Without a strategic plan there’s no way to tell what direction you’re headed, if you’re on track, behind, or maybe even ahead of where you should be today.

What I see is, most organizations that operation without a strategic plan are the ones that never really accomplish anything of significance. They don’t solve big problems or achieve big goals. They simply exist. And if you ask me, that’s wasted opportunity in many ways.

If you don’t have a strategic plan and don’t know how to start, I’d suggest you take these six steps:

  1. Understand your reality: Where is your organization today? Where are you in your organizational lifecycle? What’s working? What isn’t? Where do you have room to improve?
  2. Define your goals: What must you accomplish for your organization to be considered successful? What will happen for those you serve, for your staff, your community, and yourself when you’re successful? What happens if you aren’t?
  3. Define your priorities: What are the critical tasks and activities you must do? Why? What are the activities you’re spending time on now because they feel important, but they don’t actually contribute to achieving the goals you just outlined?
  4. Identify responsibilities and accountabilities: Create a list of the people who are ultimately accountable for each of the goals you identified. Then add names under each of those people to identify who is responsible for executing the work to achieve each of those goals. Now communicate those expectations, starting with your own personal accountabilities and responsibilities.
  5. Execute: Documenting your strategy is worthless if you never execute against it. Now’s the time to get to work!
  6. Measure and Pivot: Regularly revisit your strategic plan to make sure the ongoing work you’re doing is delivering your desired results. If your work isn’t helping achieve those goals, you need to modify what you’re doing, or reassess your goals.

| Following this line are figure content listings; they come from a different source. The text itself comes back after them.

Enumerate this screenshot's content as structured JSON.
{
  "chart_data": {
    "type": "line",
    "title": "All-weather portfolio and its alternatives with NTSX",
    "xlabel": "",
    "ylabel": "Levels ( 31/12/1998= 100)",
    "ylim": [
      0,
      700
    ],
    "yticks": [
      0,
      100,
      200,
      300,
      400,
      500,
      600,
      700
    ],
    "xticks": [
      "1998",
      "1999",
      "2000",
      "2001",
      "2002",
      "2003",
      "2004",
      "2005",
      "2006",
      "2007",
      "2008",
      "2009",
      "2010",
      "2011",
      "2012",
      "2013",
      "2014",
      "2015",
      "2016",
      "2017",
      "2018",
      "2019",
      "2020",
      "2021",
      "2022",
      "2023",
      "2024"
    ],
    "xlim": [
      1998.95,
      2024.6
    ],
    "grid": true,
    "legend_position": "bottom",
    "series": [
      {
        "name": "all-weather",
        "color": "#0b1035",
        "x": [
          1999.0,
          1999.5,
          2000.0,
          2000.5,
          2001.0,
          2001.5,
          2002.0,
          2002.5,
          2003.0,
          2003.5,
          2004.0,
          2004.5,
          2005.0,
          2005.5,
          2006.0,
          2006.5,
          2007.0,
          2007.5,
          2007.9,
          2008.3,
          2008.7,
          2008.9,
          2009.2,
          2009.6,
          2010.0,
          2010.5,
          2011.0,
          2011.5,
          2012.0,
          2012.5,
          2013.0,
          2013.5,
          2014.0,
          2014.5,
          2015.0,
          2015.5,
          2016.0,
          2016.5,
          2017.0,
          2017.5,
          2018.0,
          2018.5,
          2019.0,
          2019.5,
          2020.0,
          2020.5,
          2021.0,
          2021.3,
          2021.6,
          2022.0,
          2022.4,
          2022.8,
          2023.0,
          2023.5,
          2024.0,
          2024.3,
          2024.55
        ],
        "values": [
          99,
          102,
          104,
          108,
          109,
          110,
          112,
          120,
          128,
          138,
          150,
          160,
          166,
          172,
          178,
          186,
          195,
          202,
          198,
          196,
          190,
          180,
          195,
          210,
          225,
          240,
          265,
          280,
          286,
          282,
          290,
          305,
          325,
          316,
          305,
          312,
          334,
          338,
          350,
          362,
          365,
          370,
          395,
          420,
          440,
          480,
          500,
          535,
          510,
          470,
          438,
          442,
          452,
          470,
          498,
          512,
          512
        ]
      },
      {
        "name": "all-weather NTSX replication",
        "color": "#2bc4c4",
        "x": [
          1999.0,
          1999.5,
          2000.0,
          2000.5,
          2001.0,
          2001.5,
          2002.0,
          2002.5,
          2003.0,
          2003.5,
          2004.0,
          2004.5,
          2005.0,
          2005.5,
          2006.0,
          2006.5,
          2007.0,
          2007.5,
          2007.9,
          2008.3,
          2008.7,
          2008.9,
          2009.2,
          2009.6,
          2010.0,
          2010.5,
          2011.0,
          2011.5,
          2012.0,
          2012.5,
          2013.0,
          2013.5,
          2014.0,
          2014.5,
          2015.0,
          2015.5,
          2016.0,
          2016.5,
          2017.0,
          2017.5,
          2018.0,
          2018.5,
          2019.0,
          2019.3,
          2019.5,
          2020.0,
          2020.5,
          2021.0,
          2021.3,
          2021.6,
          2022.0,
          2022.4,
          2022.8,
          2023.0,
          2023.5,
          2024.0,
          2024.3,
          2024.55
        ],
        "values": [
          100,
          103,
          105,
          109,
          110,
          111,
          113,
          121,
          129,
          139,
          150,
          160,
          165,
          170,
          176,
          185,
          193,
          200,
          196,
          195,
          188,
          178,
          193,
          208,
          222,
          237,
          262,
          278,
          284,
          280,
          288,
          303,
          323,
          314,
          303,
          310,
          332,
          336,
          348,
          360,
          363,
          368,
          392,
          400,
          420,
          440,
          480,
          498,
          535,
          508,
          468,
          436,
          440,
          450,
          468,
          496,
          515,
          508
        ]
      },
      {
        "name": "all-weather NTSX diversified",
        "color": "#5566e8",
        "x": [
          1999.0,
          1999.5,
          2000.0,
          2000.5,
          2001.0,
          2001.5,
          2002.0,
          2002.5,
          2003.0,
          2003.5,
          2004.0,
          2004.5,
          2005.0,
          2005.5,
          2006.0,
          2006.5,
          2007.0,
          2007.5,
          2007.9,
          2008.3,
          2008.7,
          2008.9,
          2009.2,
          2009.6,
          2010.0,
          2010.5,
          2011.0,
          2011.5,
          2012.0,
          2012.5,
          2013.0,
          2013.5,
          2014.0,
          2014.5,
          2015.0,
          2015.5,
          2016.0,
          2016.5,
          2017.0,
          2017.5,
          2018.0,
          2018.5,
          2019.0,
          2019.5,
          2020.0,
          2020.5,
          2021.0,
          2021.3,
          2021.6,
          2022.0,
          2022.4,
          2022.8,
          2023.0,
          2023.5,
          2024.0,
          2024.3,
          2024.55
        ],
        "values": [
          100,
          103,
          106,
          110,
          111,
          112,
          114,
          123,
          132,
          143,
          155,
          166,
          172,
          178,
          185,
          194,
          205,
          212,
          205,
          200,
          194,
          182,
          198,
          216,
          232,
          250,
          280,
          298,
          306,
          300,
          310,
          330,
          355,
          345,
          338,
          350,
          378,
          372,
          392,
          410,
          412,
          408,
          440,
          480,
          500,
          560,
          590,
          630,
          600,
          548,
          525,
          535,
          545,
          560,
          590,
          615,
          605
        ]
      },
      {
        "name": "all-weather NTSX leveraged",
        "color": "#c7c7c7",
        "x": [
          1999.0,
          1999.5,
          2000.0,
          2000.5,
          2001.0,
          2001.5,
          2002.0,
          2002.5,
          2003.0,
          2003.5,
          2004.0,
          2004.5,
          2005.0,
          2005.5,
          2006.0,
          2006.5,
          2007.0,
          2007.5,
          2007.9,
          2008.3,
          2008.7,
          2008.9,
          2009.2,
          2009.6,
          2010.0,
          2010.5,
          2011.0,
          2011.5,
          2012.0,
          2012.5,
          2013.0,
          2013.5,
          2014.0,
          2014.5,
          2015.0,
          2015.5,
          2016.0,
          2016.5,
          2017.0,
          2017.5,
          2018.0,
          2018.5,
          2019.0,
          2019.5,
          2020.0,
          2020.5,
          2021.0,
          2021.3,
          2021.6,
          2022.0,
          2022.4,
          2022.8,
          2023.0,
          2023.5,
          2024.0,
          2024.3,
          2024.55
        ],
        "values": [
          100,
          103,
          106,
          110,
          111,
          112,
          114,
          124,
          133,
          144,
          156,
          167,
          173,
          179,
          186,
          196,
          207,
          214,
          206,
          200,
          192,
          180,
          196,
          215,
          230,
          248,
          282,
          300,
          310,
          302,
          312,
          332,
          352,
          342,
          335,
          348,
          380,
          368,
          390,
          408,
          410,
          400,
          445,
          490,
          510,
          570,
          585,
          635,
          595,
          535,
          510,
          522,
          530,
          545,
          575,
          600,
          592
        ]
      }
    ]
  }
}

Mistake #5: Letting “Who Gets the Credit” Dictate Your Fundraising Approach

Imagine this scenario…

A Development Director asks for guidance on how he might generate additional revenue for his organization for the year without making any additional investments.

An experienced consultant (ok, or maybe me!) responds with, Do these four things:

  1. Promote Donor Advised Fund (DAF) giving, because we know that when a donor makes a gift through her DAF, it has the potential to be 2X – 5X the size of a gift she might have given through cash or check.
  2. Promote stock or other asset giving, because again, we know that when donors give from assets other than cash, they tend to give more. And organizations that regularly promote stock giving see greater growth in income annually than those who don’t.
  3. Promote employer matching gifts, because, why not!?! If an employer will match the $100 gift their employee just gave you, that’s free money!
  4. Distribute a list of your top 100 Annual Fund donors to your major gift staff and ask them to start making calls to see if you can engage some of these donors differently and lead them toward larger investments in your organization this year.

Now imagine this response (or maybe you don’t have to because you’ve already thought it because it happens in your organization too) …

Those are great ideas, but I can’t implement any of them because other teams get credit for those type of transactions. None of these will help me hit my goal, so I can’t afford to waste time on them.

This. Is. Pure. Insanity.

And it happens every day in thousands of nonprofit organizations.

Rules around who gets credit for what gifts an organization receives are important for ensuring that your staff are performing to expectations and that your fundraising investment dollars are being spent effectively. But you should never design a structure that is so rigid that it hurts your organizational bottom line.

If you want to raise the most money possible for your mission, you’ve got to align your incentives with the behaviors you want more of, and stop handcuffing your people with silly, unbendable rules around credit.

I hope you’ve enjoyed these 5 Big Mistakes Nonprofits Make, and that you’ve found value in our recommendations to avoid them.